Does anybody have experience with LLM-generated XSL(T)?

replies(2): >>44994878 #>>45012808 #
1. reacweb ◴[] No.44994878[source]
I have 1 "big" xsl file in a project I maintain. I have fixed an issue this year. I have tried to use chatgpt prompt. The scope was perfect: I had the buggy xsl, the buggy result, the expected result and a clear explanation. It generated syntactically correct code (almost) that did not work because chatgpt does not understand. This was not a complete loss: a good refresher of the syntax, but I had to do the thinking fully alone and found alone how to use "node-set".

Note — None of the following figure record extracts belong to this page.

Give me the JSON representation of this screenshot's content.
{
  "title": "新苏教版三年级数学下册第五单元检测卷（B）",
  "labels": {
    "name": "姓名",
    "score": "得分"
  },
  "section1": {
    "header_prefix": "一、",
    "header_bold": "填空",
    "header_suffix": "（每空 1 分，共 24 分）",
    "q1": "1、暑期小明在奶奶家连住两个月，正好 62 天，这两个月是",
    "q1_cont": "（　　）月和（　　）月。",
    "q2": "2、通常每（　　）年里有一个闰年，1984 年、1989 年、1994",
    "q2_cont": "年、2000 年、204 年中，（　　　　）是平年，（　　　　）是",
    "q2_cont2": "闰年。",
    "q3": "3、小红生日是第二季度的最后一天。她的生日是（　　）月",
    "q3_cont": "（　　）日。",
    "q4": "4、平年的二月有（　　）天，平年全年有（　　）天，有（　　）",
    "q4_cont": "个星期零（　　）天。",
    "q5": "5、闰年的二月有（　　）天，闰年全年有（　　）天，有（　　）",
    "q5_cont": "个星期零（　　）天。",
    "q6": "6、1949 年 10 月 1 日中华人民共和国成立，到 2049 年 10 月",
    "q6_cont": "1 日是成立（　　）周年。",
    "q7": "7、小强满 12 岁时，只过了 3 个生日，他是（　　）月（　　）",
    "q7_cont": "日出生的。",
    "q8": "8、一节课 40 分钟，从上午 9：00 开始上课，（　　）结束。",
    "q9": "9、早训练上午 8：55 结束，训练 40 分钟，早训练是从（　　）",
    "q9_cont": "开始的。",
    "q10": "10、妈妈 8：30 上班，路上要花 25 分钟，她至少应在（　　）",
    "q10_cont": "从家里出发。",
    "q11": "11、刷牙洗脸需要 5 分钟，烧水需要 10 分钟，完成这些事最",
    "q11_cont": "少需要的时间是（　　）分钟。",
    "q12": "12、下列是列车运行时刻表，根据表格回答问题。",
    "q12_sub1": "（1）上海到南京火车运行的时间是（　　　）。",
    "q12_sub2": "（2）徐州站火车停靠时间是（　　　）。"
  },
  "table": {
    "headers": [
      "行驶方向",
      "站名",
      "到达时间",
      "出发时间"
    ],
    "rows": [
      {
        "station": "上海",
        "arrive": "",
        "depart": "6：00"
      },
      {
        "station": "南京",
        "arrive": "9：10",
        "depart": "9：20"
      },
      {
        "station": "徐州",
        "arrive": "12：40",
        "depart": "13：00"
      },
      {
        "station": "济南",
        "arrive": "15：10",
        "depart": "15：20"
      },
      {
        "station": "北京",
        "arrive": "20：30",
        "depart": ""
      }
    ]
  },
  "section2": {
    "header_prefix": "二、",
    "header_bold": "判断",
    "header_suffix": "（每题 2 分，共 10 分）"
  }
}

My previous change in this file was in 2017 when I replaced xalan by the xslt processor built in java. I was very surprised I had to make the following changes:

    -<xsl:if test="string(serverName)=$sName">
    +<xsl:if test="string(serverName)=string($sName)">

    -<xsl:for-each select="attributeList/attribute[self::attribute!='']">
    +<xsl:for-each select="attributeList/attribute[text()!='']">

    -<xsl:if test="preceding-sibling::Connection[featureType='Receptacle'][position() = 1]/@Name!=@Name or not(preceding-sibling::Connection[featureType='Receptacle'][position() = 1]/node()) ">
    +<xsl:if test="preceding-sibling::Connection[position() = 1]/@Name!=@Name or position()=1">
These incompatibility issues with something I considered to be standard greatly damaged my opinion on xslt.